NSX – Edge Services – DHCP

By | January 18, 2016

There are many add on network services offered by the Edge Gateway appliance. DNS, DHCP, Client SSL-VPN, stretched L2 SSL-VPN, IPSEC-VPN, and basic load balancing to name a few. I have to admit it is pretty cool to have all these network services neatly bundled into a single appliance!

I am in process of migrating all of my home lab’s networking services from CentOS Linux VM’s (OpenSSL VPN, Bind DNS Resolver, DHCPD, gateway router, and iptables firewall) to NSX 6.2 running on vCenter 5.5.

DHCP seemed to be one of the least invasive changes to begin making to the environment, so this is the service I started with.

(Whether you are leveraging a *nix based DHCPD or Windows DHCP Service, now would be a good time to grab via screenshot any settings, including IP scope, gateway, DNS, etc. that you would like carried over to NSX.)

Begin by logging in to the vSphere Web Client, and from the home page navigate to Networking & Security.

Select the already deployed Edge Services Gateway which we will be using to provide DHCP service.

Once in the configuration screen for the NSX Edge, navigate to the DHCP tab. Toggle the “Enable Logging” policy setting, and select the green plus to create a new DHCP pool.

Depending on your specific needs, you can select “Auto Configure DNS” which will push through the IP address of your Edge device as the DNS server for the pool. Yep, the NSX Edge gateway out of the box operates as a recursive DNS server holding its own cache, leveraging the upstream DNS servers specified in the General Settings. This is pretty handy if you want to change your upstream DNS servers without having to touch multiple clients to refresh/renew leases.

In our case we are going to push through specific DNS servers, so we leave this unchecked.

We also leave “Lease Never Expires” unchecked, and set the timeout for one day at 86,400 seconds.

The only other thing to do is to set your range of addresses, preferred search suffix, DNS server settings, and gateway accordingly.

I my case this specific Edge Gateway is indeed acting as the gateway for this subnet.

The service automatically binds the pool to the Edge interface IP’d on the pool range specified.

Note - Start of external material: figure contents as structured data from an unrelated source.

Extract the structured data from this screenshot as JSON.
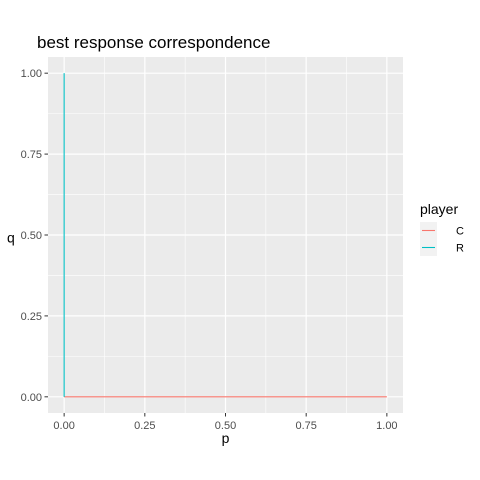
{
  "chart_data": {
    "type": "line",
    "title": "best response correspondence",
    "xlabel": "p",
    "ylabel": "q",
    "xlim": [
      -0.05,
      1.05
    ],
    "ylim": [
      -0.05,
      1.05
    ],
    "x_ticks": [
      0.0,
      0.25,
      0.5,
      0.75,
      1.0
    ],
    "x_tick_labels": [
      "0.00",
      "0.25",
      "0.50",
      "0.75",
      "1.00"
    ],
    "y_ticks": [
      0.0,
      0.25,
      0.5,
      0.75,
      1.0
    ],
    "y_tick_labels": [
      "0.00",
      "0.25",
      "0.50",
      "0.75",
      "1.00"
    ],
    "grid": true,
    "legend": {
      "title": "player",
      "position": "right"
    },
    "series": [
      {
        "name": "C",
        "color": "#F8766D",
        "points": [
          [
            0,
            0
          ],
          [
            1,
            0
          ]
        ]
      },
      {
        "name": "R",
        "color": "#00BFC4",
        "points": [
          [
            0,
            0
          ],
          [
            0,
            1
          ]
        ]
      }
    ]
  }
}
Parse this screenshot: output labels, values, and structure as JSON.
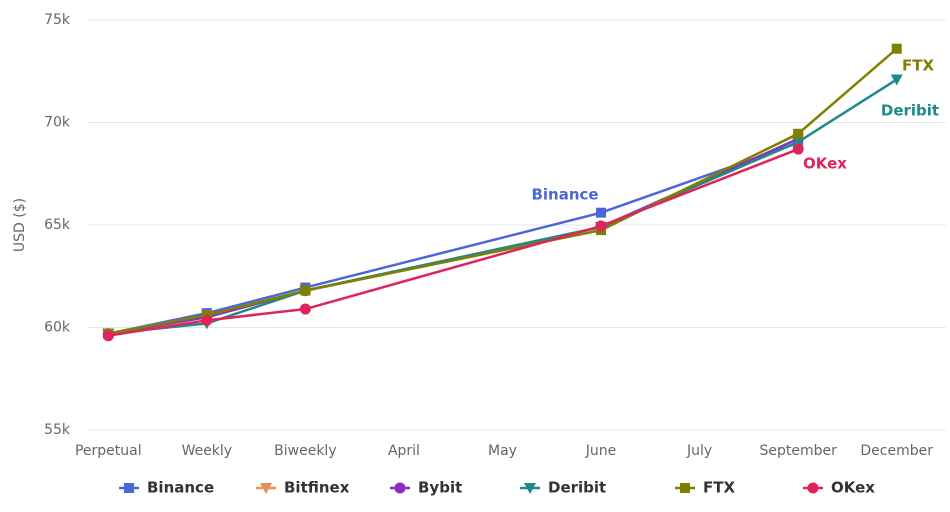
{
  "chart_data": {
    "type": "line",
    "y_label": "USD ($)",
    "categories": [
      "Perpetual",
      "Weekly",
      "Biweekly",
      "April",
      "May",
      "June",
      "July",
      "September",
      "December"
    ],
    "ylim": [
      55000,
      75000
    ],
    "yticks": [
      {
        "value": 55000,
        "label": "55k"
      },
      {
        "value": 60000,
        "label": "60k"
      },
      {
        "value": 65000,
        "label": "65k"
      },
      {
        "value": 70000,
        "label": "70k"
      },
      {
        "value": 75000,
        "label": "75k"
      }
    ],
    "grid": true,
    "connect_nulls": true,
    "legend": "bottom",
    "series": [
      {
        "name": "Binance",
        "color": "#4a67d6",
        "marker": "square",
        "values": [
          59700,
          60700,
          61950,
          null,
          null,
          65600,
          null,
          69000,
          null
        ]
      },
      {
        "name": "Bitfinex",
        "color": "#e8925a",
        "marker": "triangle-down",
        "values": [
          59700,
          60600,
          61800,
          null,
          null,
          64900,
          null,
          69200,
          null
        ]
      },
      {
        "name": "Bybit",
        "color": "#8a2fc0",
        "marker": "circle",
        "values": [
          59700,
          60500,
          61800,
          null,
          null,
          64900,
          null,
          69200,
          null
        ]
      },
      {
        "name": "Deribit",
        "color": "#1f8a8a",
        "marker": "triangle-down",
        "values": [
          59700,
          60200,
          61800,
          null,
          null,
          64900,
          null,
          69050,
          72100
        ]
      },
      {
        "name": "FTX",
        "color": "#808000",
        "marker": "square",
        "values": [
          59700,
          60600,
          61800,
          null,
          null,
          64750,
          null,
          69450,
          73600
        ]
      },
      {
        "name": "OKex",
        "color": "#e0245a",
        "marker": "circle",
        "values": [
          59600,
          60350,
          60900,
          null,
          null,
          64950,
          null,
          68700,
          null
        ]
      }
    ]
  }
}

In other words, DHCP clients will need to be on the subnet facing my NSX Edge which is IP’d on

A gotcha that I didn’t see in the admin manual is that it appears the DHCP service must be served up on an NSX interface of type “Internal”. I had originally pegged this to one of my “Uplink” interfaces on the Edge, and could not get the service to work until I re-classified the interface as “Internal”.

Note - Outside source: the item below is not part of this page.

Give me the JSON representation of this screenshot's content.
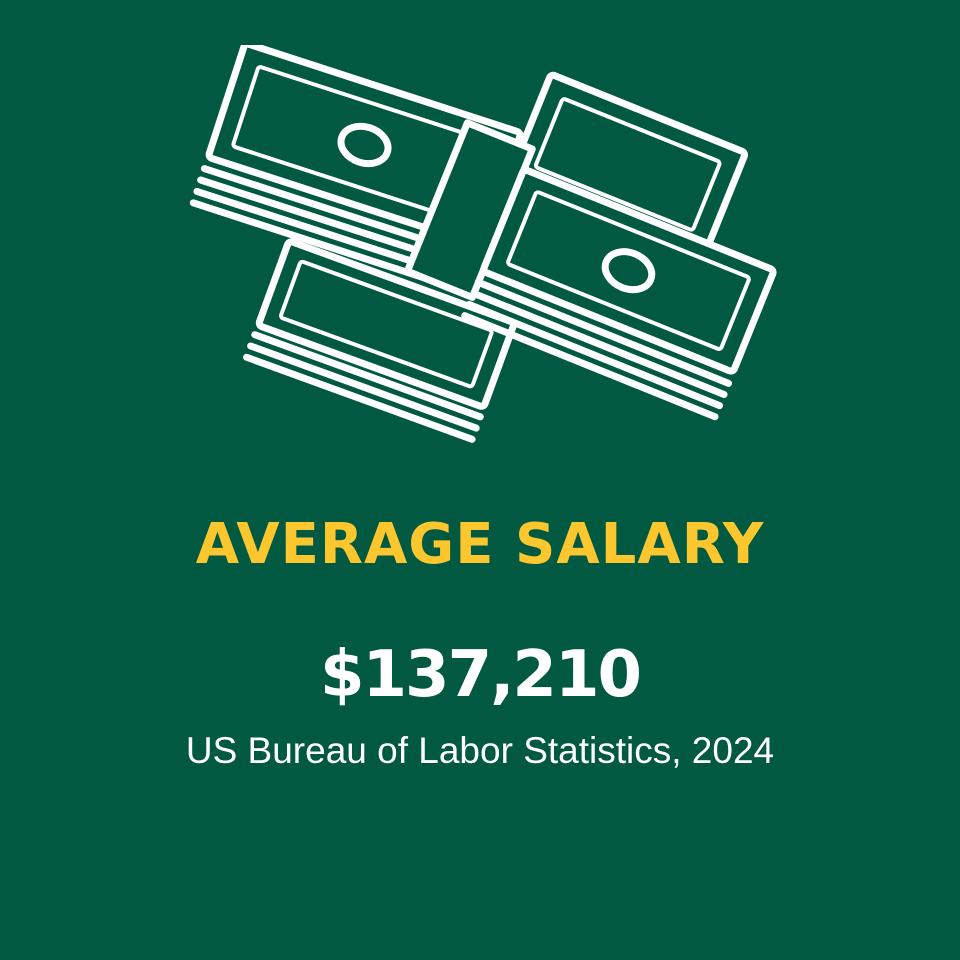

Hit OK to save the pool settings.

There can obviously be multiple pools, one for each interface of the Edge. Go ahead and add any other pools as needed.

Finally, set the “DHCP Service Status”” to “Enabled”, and publish the changes.

It’s just that easy!!

Now to check the health of the service……

I have a CentOS 7 VM on the Logical Network facing the Edge. After a restart of network service, it correctly pulls the DHCP settings we specified. Game on!

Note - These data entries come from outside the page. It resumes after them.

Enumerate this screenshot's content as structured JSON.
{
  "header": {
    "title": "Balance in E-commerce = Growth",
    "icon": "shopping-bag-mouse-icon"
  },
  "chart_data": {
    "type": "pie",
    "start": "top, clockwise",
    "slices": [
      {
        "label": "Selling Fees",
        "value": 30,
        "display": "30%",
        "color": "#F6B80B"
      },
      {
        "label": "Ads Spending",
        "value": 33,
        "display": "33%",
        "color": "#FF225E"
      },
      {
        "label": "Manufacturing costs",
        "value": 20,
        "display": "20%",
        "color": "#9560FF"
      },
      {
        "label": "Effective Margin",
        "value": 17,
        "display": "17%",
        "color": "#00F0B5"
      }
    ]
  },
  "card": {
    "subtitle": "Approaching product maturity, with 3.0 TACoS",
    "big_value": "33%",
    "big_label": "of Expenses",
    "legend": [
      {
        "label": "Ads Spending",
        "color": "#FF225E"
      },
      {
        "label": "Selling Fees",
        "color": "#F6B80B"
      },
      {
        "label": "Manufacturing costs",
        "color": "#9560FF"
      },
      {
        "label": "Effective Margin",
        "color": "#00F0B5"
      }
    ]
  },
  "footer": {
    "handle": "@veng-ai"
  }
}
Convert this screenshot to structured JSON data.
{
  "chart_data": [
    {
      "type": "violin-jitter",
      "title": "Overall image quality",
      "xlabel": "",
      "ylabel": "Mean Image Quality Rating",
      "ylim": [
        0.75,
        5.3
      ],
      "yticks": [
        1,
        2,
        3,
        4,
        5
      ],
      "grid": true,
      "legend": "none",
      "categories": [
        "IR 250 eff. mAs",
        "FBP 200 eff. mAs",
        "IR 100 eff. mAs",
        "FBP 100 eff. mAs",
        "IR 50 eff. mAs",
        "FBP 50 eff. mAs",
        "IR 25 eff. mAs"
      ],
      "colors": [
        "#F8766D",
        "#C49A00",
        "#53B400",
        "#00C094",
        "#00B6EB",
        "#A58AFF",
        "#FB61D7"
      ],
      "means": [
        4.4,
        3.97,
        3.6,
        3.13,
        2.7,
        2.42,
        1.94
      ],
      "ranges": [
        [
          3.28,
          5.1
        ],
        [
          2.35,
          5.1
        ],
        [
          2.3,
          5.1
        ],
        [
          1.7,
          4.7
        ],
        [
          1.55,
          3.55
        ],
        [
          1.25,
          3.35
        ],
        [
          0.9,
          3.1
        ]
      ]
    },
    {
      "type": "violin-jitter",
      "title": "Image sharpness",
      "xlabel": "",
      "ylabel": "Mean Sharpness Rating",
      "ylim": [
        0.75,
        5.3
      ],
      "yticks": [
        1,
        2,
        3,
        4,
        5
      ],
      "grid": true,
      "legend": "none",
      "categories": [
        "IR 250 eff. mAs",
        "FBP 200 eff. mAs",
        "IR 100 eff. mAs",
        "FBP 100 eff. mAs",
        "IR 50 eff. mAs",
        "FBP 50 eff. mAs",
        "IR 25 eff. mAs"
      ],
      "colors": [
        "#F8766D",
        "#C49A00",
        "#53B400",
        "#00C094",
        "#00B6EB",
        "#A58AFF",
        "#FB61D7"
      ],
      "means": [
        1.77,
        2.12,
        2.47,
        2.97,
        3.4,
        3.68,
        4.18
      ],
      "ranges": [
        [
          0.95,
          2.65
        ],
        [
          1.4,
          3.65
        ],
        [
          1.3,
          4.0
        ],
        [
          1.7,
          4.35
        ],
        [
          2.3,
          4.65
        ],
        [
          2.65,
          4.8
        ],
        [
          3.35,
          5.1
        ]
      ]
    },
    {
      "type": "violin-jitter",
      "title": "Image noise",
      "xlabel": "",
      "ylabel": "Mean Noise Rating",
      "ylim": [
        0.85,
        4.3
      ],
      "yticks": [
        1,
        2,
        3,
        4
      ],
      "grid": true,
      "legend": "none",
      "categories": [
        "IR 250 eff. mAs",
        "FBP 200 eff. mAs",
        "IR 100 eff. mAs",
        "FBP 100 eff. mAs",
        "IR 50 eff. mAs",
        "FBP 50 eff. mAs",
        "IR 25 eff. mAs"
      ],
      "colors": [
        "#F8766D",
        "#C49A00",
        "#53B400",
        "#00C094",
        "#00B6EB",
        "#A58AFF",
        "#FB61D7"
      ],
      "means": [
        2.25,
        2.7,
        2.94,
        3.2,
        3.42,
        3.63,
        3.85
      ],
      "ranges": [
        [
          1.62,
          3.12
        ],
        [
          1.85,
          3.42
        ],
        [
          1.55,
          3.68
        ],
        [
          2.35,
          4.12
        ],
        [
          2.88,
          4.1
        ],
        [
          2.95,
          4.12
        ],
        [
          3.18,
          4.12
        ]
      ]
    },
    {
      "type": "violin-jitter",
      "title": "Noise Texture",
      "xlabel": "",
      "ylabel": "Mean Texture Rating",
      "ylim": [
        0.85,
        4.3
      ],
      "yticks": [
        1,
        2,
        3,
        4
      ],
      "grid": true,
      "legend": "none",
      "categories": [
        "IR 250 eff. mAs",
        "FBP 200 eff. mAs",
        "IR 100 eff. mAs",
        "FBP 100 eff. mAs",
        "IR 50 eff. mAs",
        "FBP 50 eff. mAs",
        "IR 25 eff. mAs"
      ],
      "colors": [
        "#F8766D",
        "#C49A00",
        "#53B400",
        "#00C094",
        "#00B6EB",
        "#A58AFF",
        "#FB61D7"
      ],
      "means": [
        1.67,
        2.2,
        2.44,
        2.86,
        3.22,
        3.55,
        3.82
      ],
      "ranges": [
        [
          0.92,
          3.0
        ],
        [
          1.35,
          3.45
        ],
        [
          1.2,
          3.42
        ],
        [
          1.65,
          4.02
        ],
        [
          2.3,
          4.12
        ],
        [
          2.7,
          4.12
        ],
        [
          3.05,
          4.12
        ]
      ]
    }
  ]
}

The Edge Service Gateway is where we go to look at any associated logging. It doesn’t appear to me that any logging or health of the service is available through the Web Client… boo! Maybe in a future release?

SSH to the NSX Edge Gateway. Type the command “show service dhcp” to list service status. (I love that the NSX appliances all have the Cisco IOS feel to them!!)

To see what leases have been handed out, type the command “show service dhcp leaseinfo”.

If you need to clear the leases, you must first enter enable mode, and can then type “clear service dhcp lease”.

That is about it for this post. There isn’t much to lighting up the DHCP service bundled with the Edge appliance, and now I can turn down the CentOS 6 VM that I had previously been using to run DHCPD for my lab. Score.